In case of regression, 10,000 samples are normally good enough, if we consider just the target variable. The problem arises if we consider features of the model that may require stratification. For example, suppose that we want to predict prices of houses, we have 1M of them, and only 1% (10,000) of them have golden tiles on the floors (other houses have different tile types). These are not outliers (at 1%), and this feature has a clearly a big impact on the house price. We may fail to identify (find) this feature in order to stratify on it (in conjunction with other rare but important features). Even if find it and we stratify on it, we will get just 100 such “golden” samples in the test set. This is not perfect for the purposes of proper representation of the population in the test set, especially in multidimensional space. I would increase the test subset above 1%, and I would hope that I did not miss other rare underrepresented important factors.

I conclusion, I would say that we should not be greedy: if our dataset is big, and our clients want an accurate metric of our model performance, and we do not want to build 100 independent models on different train/dev/test splits of the same full dataset, we may need to allocate a decent fraction of samples for our single test set. The train subset will have its fair share from the large full set anyway.

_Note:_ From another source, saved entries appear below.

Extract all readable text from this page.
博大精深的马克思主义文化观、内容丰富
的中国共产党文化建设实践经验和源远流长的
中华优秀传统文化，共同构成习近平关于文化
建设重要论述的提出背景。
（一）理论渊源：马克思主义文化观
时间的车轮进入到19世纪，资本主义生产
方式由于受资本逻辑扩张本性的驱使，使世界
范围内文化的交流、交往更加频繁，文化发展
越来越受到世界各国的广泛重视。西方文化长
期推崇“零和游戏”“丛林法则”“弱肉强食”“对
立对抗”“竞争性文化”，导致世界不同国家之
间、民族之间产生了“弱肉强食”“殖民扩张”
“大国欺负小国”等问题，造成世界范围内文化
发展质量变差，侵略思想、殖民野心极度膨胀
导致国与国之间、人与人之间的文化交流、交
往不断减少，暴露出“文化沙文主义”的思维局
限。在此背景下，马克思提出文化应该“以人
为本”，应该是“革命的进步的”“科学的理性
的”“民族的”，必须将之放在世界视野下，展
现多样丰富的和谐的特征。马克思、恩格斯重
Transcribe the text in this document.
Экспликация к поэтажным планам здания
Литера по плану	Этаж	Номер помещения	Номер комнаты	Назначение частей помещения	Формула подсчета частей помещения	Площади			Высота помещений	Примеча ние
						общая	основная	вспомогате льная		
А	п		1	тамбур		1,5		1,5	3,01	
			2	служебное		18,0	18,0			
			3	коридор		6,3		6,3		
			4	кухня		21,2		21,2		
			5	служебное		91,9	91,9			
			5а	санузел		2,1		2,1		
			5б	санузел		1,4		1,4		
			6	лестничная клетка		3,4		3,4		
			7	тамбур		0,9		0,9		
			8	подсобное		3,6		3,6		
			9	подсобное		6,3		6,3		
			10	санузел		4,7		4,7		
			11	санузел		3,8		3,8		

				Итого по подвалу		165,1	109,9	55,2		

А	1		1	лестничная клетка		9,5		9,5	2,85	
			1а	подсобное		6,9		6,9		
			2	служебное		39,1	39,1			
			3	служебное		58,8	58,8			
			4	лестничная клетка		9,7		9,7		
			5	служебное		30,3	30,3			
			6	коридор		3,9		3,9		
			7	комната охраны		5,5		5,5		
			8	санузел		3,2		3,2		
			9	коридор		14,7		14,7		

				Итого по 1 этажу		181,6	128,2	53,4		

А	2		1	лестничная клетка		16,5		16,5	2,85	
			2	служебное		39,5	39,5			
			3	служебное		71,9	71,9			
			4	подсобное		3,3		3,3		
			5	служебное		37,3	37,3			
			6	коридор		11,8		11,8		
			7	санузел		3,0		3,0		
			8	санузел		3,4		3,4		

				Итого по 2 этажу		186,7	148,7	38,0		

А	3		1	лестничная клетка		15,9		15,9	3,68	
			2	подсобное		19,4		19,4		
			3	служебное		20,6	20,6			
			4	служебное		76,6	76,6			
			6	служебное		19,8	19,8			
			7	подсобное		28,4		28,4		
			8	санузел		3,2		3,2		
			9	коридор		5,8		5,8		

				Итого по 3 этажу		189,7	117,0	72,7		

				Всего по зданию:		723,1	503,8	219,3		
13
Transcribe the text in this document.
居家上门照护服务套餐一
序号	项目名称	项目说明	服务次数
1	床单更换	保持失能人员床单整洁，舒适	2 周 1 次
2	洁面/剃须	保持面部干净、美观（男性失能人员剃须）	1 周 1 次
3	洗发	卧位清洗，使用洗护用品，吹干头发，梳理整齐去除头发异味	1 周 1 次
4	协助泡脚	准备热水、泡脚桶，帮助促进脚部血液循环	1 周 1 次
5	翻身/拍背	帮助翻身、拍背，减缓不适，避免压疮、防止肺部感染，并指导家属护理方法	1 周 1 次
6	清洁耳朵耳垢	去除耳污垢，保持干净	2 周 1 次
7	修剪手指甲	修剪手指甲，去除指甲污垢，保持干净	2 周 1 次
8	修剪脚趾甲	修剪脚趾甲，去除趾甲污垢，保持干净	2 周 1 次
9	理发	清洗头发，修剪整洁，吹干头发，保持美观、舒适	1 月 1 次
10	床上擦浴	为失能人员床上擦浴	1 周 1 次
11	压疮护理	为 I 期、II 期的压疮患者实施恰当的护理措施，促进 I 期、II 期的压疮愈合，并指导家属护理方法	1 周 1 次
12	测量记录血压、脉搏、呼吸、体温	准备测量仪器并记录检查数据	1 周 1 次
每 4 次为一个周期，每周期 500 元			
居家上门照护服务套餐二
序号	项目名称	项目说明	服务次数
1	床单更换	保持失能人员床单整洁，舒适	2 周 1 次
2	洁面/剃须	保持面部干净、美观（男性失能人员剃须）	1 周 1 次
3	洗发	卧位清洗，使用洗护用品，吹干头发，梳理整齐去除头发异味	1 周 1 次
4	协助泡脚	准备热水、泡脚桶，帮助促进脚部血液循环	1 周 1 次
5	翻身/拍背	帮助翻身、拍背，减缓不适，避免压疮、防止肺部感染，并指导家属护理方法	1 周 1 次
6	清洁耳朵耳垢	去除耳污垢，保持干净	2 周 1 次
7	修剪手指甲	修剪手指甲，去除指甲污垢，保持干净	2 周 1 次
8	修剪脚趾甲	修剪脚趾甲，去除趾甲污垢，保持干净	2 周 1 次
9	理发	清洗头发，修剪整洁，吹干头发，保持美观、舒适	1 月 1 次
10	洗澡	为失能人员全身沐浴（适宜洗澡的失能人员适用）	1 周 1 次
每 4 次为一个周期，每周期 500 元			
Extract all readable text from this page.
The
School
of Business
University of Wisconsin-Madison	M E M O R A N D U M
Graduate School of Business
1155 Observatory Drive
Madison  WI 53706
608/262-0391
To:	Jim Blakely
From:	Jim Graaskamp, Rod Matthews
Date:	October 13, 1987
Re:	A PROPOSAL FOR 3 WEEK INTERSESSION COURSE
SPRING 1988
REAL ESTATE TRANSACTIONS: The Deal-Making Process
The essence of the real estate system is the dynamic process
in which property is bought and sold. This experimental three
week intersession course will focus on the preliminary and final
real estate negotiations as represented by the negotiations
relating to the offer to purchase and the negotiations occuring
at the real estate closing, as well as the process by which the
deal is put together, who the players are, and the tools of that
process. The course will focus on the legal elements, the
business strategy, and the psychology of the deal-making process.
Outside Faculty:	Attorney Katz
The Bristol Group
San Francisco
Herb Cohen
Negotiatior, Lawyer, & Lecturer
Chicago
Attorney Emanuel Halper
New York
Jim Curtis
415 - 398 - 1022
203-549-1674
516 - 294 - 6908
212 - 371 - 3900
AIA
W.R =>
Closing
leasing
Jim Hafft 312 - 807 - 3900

Thanks for the detailed response. You have described lots of great ideas. I don’t think Prof Ng mentions the concept of stratified split anywhere, but I’m pretty sure he does discuss the ideas around balanced datasets somewhere in Course 3. That is the number of samples you have for each of the possible label types in your data.

You may be working a bit too hard in the stratification case, in that if you have a large dataset and randomly select a non-trivial subset of it, then you would naturally expect that the statistical distribution of the label classes in your selected subset is very close to that of the total dataset. If it’s not, then doesn’t that simply mean that either your random sorting algorithm is not really random or your subset size is too small? But it is a good point that it worth analyzing the distribution of the label types in your various selected random subsets to make sure they are reasonable. And it may well be that even if you have some classes that are underrepresented in the overall dataset that you may get better behavior if you include more of them in the test set, as long as you can achieve that without depleting that class too severely in the training set.

But the overall conclusion seems to be that you are well equipped to handle all these issues when it comes time to tackle a serious real world problem!